EM - Alguns integrantes do MST em manifestações agem de forma violenta e com atos de vandalismo. Que atitude o MST toma quando essas pessoas são identificadas?
JD - Na verdade o grande problema é que alguns atos que aparecem na grande mídia são alguns pequenos incidentes. Ninguém quer noticiar uma manifestação pacífica, mas se em algum momento houver algum problema entre os que estiverem presentes, acaba que a mídia centraliza esse fato. Então, não há extrapolamento de membros do MST, há situações em que ocorrem incidentes, até pela forma como somos recebidos.

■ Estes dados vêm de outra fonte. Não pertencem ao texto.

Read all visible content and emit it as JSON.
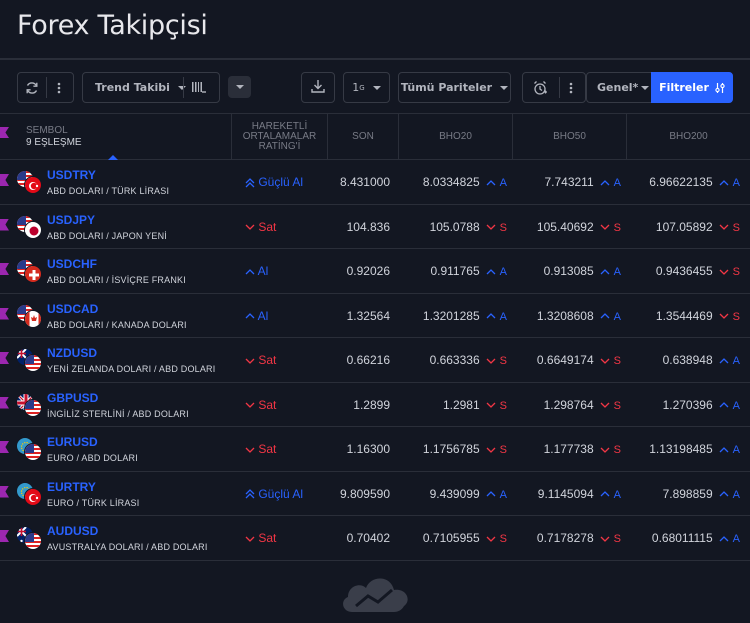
{
  "app": {
    "title": "Forex Takipçisi"
  },
  "toolbar": {
    "trend_label": "Trend Takibi",
    "interval_label": "1",
    "interval_sup": "G",
    "pairs_label": "Tümü Pariteler",
    "view_label": "Genel*",
    "filters_label": "Filtreler"
  },
  "columns": {
    "symbol_title": "SEMBOL",
    "symbol_count": "9 EŞLEŞME",
    "rating_l1": "HAREKETLİ",
    "rating_l2": "ORTALAMALAR",
    "rating_l3": "RATİNG'İ",
    "son": "SON",
    "bho20": "BHO20",
    "bho50": "BHO50",
    "bho200": "BHO200"
  },
  "rows": [
    {
      "code": "USDTRY",
      "desc": "ABD DOLARI / TÜRK LİRASI",
      "flag1": "us",
      "flag2": "tr",
      "rating": "Güçlü Al",
      "rating_dir": "strong-up",
      "son": "8.431000",
      "bho20": "8.0334825",
      "bho20_sig": "A",
      "bho20_dir": "up",
      "bho50": "7.743211",
      "bho50_sig": "A",
      "bho50_dir": "up",
      "bho200": "6.96622135",
      "bho200_sig": "A",
      "bho200_dir": "up"
    },
    {
      "code": "USDJPY",
      "desc": "ABD DOLARI / JAPON YENİ",
      "flag1": "us",
      "flag2": "jp",
      "rating": "Sat",
      "rating_dir": "down",
      "son": "104.836",
      "bho20": "105.0788",
      "bho20_sig": "S",
      "bho20_dir": "down",
      "bho50": "105.40692",
      "bho50_sig": "S",
      "bho50_dir": "down",
      "bho200": "107.05892",
      "bho200_sig": "S",
      "bho200_dir": "down"
    },
    {
      "code": "USDCHF",
      "desc": "ABD DOLARI / İSVİÇRE FRANKI",
      "flag1": "us",
      "flag2": "ch",
      "rating": "Al",
      "rating_dir": "up",
      "son": "0.92026",
      "bho20": "0.911765",
      "bho20_sig": "A",
      "bho20_dir": "up",
      "bho50": "0.913085",
      "bho50_sig": "A",
      "bho50_dir": "up",
      "bho200": "0.9436455",
      "bho200_sig": "S",
      "bho200_dir": "down"
    },
    {
      "code": "USDCAD",
      "desc": "ABD DOLARI / KANADA DOLARI",
      "flag1": "us",
      "flag2": "ca",
      "rating": "Al",
      "rating_dir": "up",
      "son": "1.32564",
      "bho20": "1.3201285",
      "bho20_sig": "A",
      "bho20_dir": "up",
      "bho50": "1.3208608",
      "bho50_sig": "A",
      "bho50_dir": "up",
      "bho200": "1.3544469",
      "bho200_sig": "S",
      "bho200_dir": "down"
    },
    {
      "code": "NZDUSD",
      "desc": "YENİ ZELANDA DOLARI / ABD DOLARI",
      "flag1": "nz",
      "flag2": "us",
      "rating": "Sat",
      "rating_dir": "down",
      "son": "0.66216",
      "bho20": "0.663336",
      "bho20_sig": "S",
      "bho20_dir": "down",
      "bho50": "0.6649174",
      "bho50_sig": "S",
      "bho50_dir": "down",
      "bho200": "0.638948",
      "bho200_sig": "A",
      "bho200_dir": "up"
    },
    {
      "code": "GBPUSD",
      "desc": "İNGİLİZ STERLİNİ / ABD DOLARI",
      "flag1": "gb",
      "flag2": "us",
      "rating": "Sat",
      "rating_dir": "down",
      "son": "1.2899",
      "bho20": "1.2981",
      "bho20_sig": "S",
      "bho20_dir": "down",
      "bho50": "1.298764",
      "bho50_sig": "S",
      "bho50_dir": "down",
      "bho200": "1.270396",
      "bho200_sig": "A",
      "bho200_dir": "up"
    },
    {
      "code": "EURUSD",
      "desc": "EURO / ABD DOLARI",
      "flag1": "eu",
      "flag2": "us",
      "rating": "Sat",
      "rating_dir": "down",
      "son": "1.16300",
      "bho20": "1.1756785",
      "bho20_sig": "S",
      "bho20_dir": "down",
      "bho50": "1.177738",
      "bho50_sig": "S",
      "bho50_dir": "down",
      "bho200": "1.13198485",
      "bho200_sig": "A",
      "bho200_dir": "up"
    },
    {
      "code": "EURTRY",
      "desc": "EURO / TÜRK LİRASI",
      "flag1": "eu",
      "flag2": "tr",
      "rating": "Güçlü Al",
      "rating_dir": "strong-up",
      "son": "9.809590",
      "bho20": "9.439099",
      "bho20_sig": "A",
      "bho20_dir": "up",
      "bho50": "9.1145094",
      "bho50_sig": "A",
      "bho50_dir": "up",
      "bho200": "7.898859",
      "bho200_sig": "A",
      "bho200_dir": "up"
    },
    {
      "code": "AUDUSD",
      "desc": "AVUSTRALYA DOLARI / ABD DOLARI",
      "flag1": "au",
      "flag2": "us",
      "rating": "Sat",
      "rating_dir": "down",
      "son": "0.70402",
      "bho20": "0.7105955",
      "bho20_sig": "S",
      "bho20_dir": "down",
      "bho50": "0.7178278",
      "bho50_sig": "S",
      "bho50_dir": "down",
      "bho200": "0.68011115",
      "bho200_sig": "A",
      "bho200_dir": "up"
    }
  ],
  "colors": {
    "accent": "#2962ff",
    "down": "#f23645",
    "background": "#131722",
    "marker": "#9c27b0"
  },
  "icons": [
    "refresh-icon",
    "more-icon",
    "bars-icon",
    "download-icon",
    "alarm-icon",
    "filter-sliders-icon",
    "chevron-down-icon",
    "cloud-logo-icon"
  ]
}
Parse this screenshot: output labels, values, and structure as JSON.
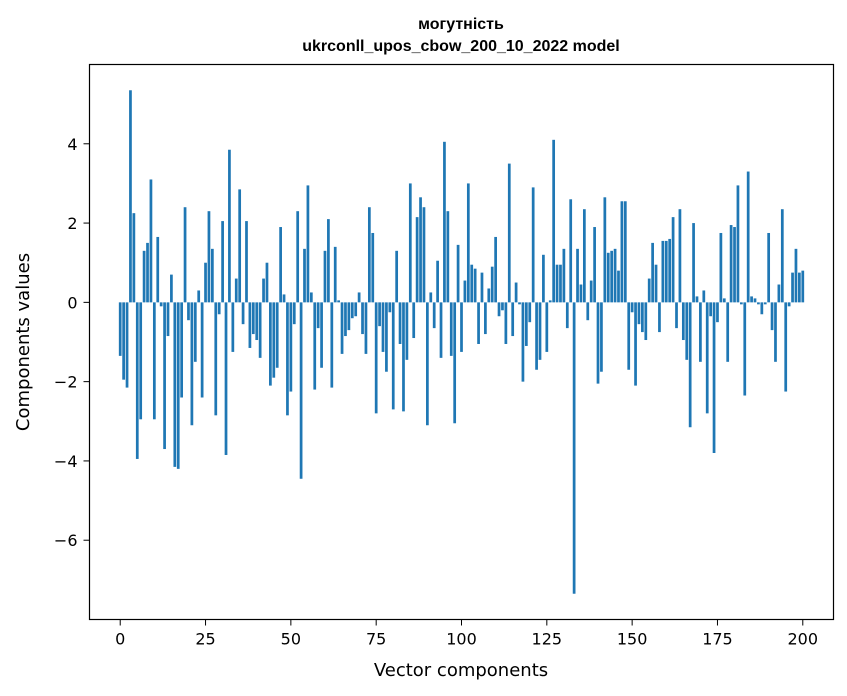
{
  "chart_data": {
    "type": "bar",
    "title": "могутність",
    "subtitle": "ukrconll_upos_cbow_200_10_2022 model",
    "xlabel": "Vector components",
    "ylabel": "Components values",
    "xlim": [
      -9,
      209
    ],
    "ylim": [
      -8.0,
      6.0
    ],
    "xticks": [
      0,
      25,
      50,
      75,
      100,
      125,
      150,
      175,
      200
    ],
    "yticks": [
      -6,
      -4,
      -2,
      0,
      2,
      4
    ],
    "grid": false,
    "bar_color": "#1f77b4",
    "values": [
      -1.35,
      -1.95,
      -2.15,
      5.35,
      2.25,
      -3.95,
      -2.95,
      1.3,
      1.5,
      3.1,
      -2.95,
      1.65,
      -0.1,
      -3.7,
      -0.85,
      0.7,
      -4.15,
      -4.2,
      -2.4,
      2.4,
      -0.45,
      -3.1,
      -1.5,
      0.3,
      -2.4,
      1.0,
      2.3,
      1.35,
      -2.85,
      -0.3,
      2.05,
      -3.85,
      3.85,
      -1.25,
      0.6,
      2.85,
      -0.55,
      2.05,
      -1.15,
      -0.8,
      -0.95,
      -1.4,
      0.6,
      1.0,
      -2.1,
      -1.9,
      -1.65,
      1.9,
      0.2,
      -2.85,
      -2.25,
      -0.55,
      2.3,
      -4.45,
      1.35,
      2.95,
      0.25,
      -2.2,
      -0.65,
      -1.65,
      1.3,
      2.1,
      -2.15,
      1.4,
      0.05,
      -1.3,
      -0.85,
      -0.7,
      -0.4,
      -0.35,
      0.25,
      -0.8,
      -1.3,
      2.4,
      1.75,
      -2.8,
      -0.6,
      -1.25,
      -1.75,
      -0.25,
      -2.7,
      1.3,
      -1.05,
      -2.75,
      -1.45,
      3.0,
      -0.9,
      2.15,
      2.65,
      2.4,
      -3.1,
      0.25,
      -0.65,
      1.05,
      -1.4,
      4.05,
      2.3,
      -1.35,
      -3.05,
      1.45,
      -1.25,
      0.55,
      3.0,
      0.95,
      0.85,
      -1.05,
      0.75,
      -0.8,
      0.35,
      0.9,
      1.65,
      -0.35,
      -0.2,
      -1.05,
      3.5,
      -0.85,
      0.5,
      -0.05,
      -2.0,
      -1.1,
      -0.5,
      2.9,
      -1.7,
      -1.45,
      1.2,
      -1.25,
      0.05,
      4.1,
      0.95,
      0.95,
      1.35,
      -0.65,
      2.6,
      -7.35,
      1.35,
      0.45,
      2.35,
      -0.45,
      0.55,
      1.9,
      -2.05,
      -1.75,
      2.65,
      1.25,
      1.3,
      1.35,
      0.8,
      2.55,
      2.55,
      -1.7,
      -0.25,
      -2.1,
      -0.55,
      -0.75,
      -0.95,
      0.6,
      1.5,
      0.95,
      -0.75,
      1.55,
      1.55,
      1.6,
      2.15,
      -0.65,
      2.35,
      -0.95,
      -1.45,
      -3.15,
      2.0,
      0.15,
      -1.5,
      0.3,
      -2.8,
      -0.35,
      -3.8,
      -0.5,
      1.75,
      0.1,
      -1.5,
      1.95,
      1.9,
      2.95,
      -0.05,
      -2.35,
      3.3,
      0.15,
      0.1,
      -0.05,
      -0.3,
      -0.05,
      1.75,
      -0.7,
      -1.5,
      0.45,
      2.35,
      -2.25,
      -0.1,
      0.75,
      1.35,
      0.75,
      0.8
    ]
  }
}
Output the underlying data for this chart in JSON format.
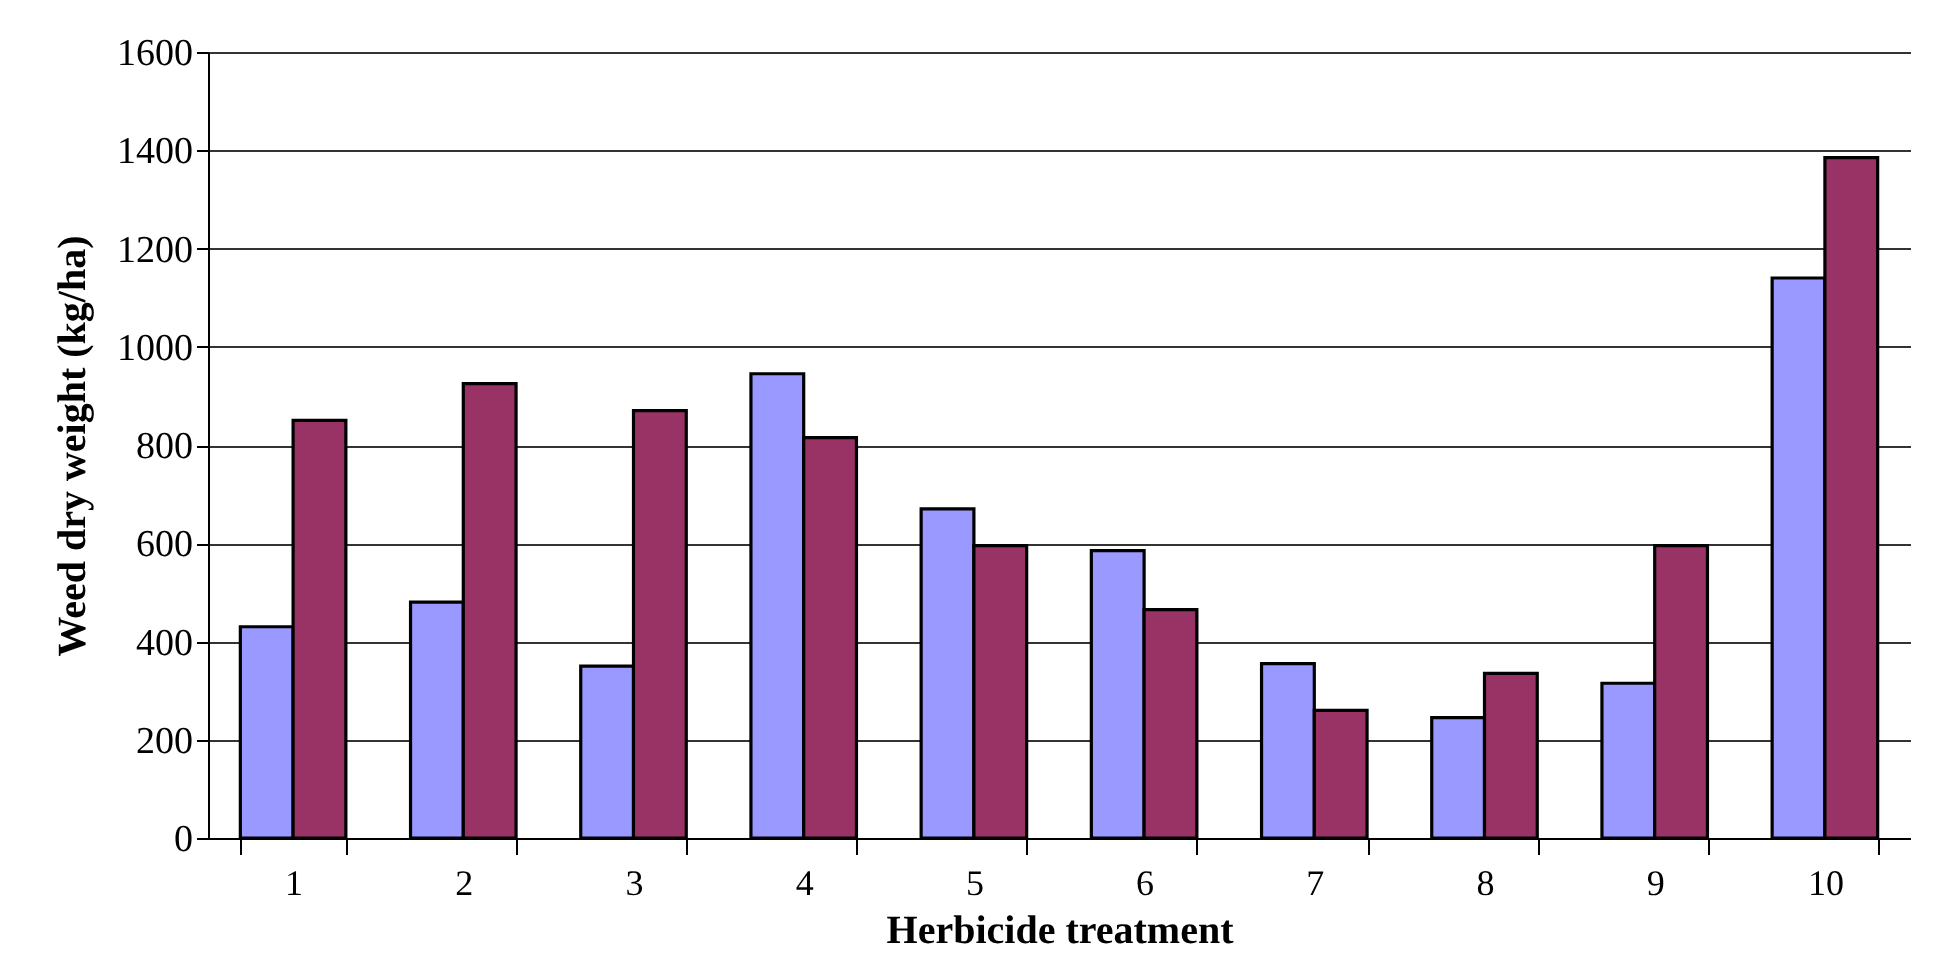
{
  "chart_data": {
    "type": "bar",
    "xlabel": "Herbicide treatment",
    "ylabel": "Weed dry weight (kg/ha)",
    "categories": [
      "1",
      "2",
      "3",
      "4",
      "5",
      "6",
      "7",
      "8",
      "9",
      "10"
    ],
    "series": [
      {
        "color": "#9999ff",
        "values": [
          430,
          480,
          350,
          945,
          670,
          585,
          355,
          245,
          315,
          1140
        ]
      },
      {
        "color": "#993366",
        "values": [
          850,
          925,
          870,
          815,
          595,
          465,
          260,
          335,
          595,
          1385
        ]
      }
    ],
    "ylim": [
      0,
      1600
    ],
    "yticks": [
      0,
      200,
      400,
      600,
      800,
      1000,
      1200,
      1400,
      1600
    ],
    "grid": "y",
    "legend": false
  }
}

Existem também pessoas que não fazem parte do movimento e que acompanham a manifestação e em algum momento fazem baderna, com essas pessoas nós não podemos fazer nada porque não temos controle, mas quanto aos integrantes, se cometerem algum tipo de violência, que sejam legalmente punidos.

EM - Alguns trabalhadores que são assentados após algum tempo vendem estas terras. Existe algum controle para que isso não torne a ocorrer?
JD - Na verdade toda família assentada passa por um processo de cadastramento nacional pelo INCRA(Instituto Nacional de Colonização e Reforma Agrária). Segundo estudos da FAL (Força América Latina), dentro da situação humana, em um assentamento, bem como em um conjunto urbano, há uma normalidade nos primeiros cinco anos e uma saída de 20% daquela população. Nós temos uma avaliação de dados publicados pela ONU (Organização das Nações Unidas), que estão abaixo dessa percentagem. Quem sai do acampamento não pode vender o lote. Se houver a venda o INCRA pode retirar legalmente e a próxima família a ser colocada no local é escolhida pela comunidade dentro do cadastro. Em Sergipe temos, por exemplo, o assentamento de Santana dos Frades que é o primeiro assentamento do Estado e data de 1985. Lá existem 92 famílias e nenhuma saiu daquela área; já em Barra da Onça, outro assentamento em Poço Redondo, saiu 40%, mas analisando porque isso ocorreu percebemos que o acampamento foi legalizado em 1986 e de 1987 até 1991 essa região passou por um ciclo de poucas chuvas e o período político com os governos de Collor, Itamar e Fernando Henrique foram muito ruins. O de Itamar nem tanto, mas os demais não proporcionaram nenhuma condição habitacional e de crédito. Assim, é normal que numa situação de seca, falta de água para trabalhar e estrutura isso ocorra. As famílias que permaneceram lá estão em ótimas condições de vida entre os pequenos agricultores da região do alto sertão. Inclusive existe uma fábrica de laticínios que industrializa cerca de 123 mil litros de leite diariamente. Esse problema da venda de lote é por falta de controle dos governos estaduais e federal porque uma família só pode entrar com autorização do INCRA.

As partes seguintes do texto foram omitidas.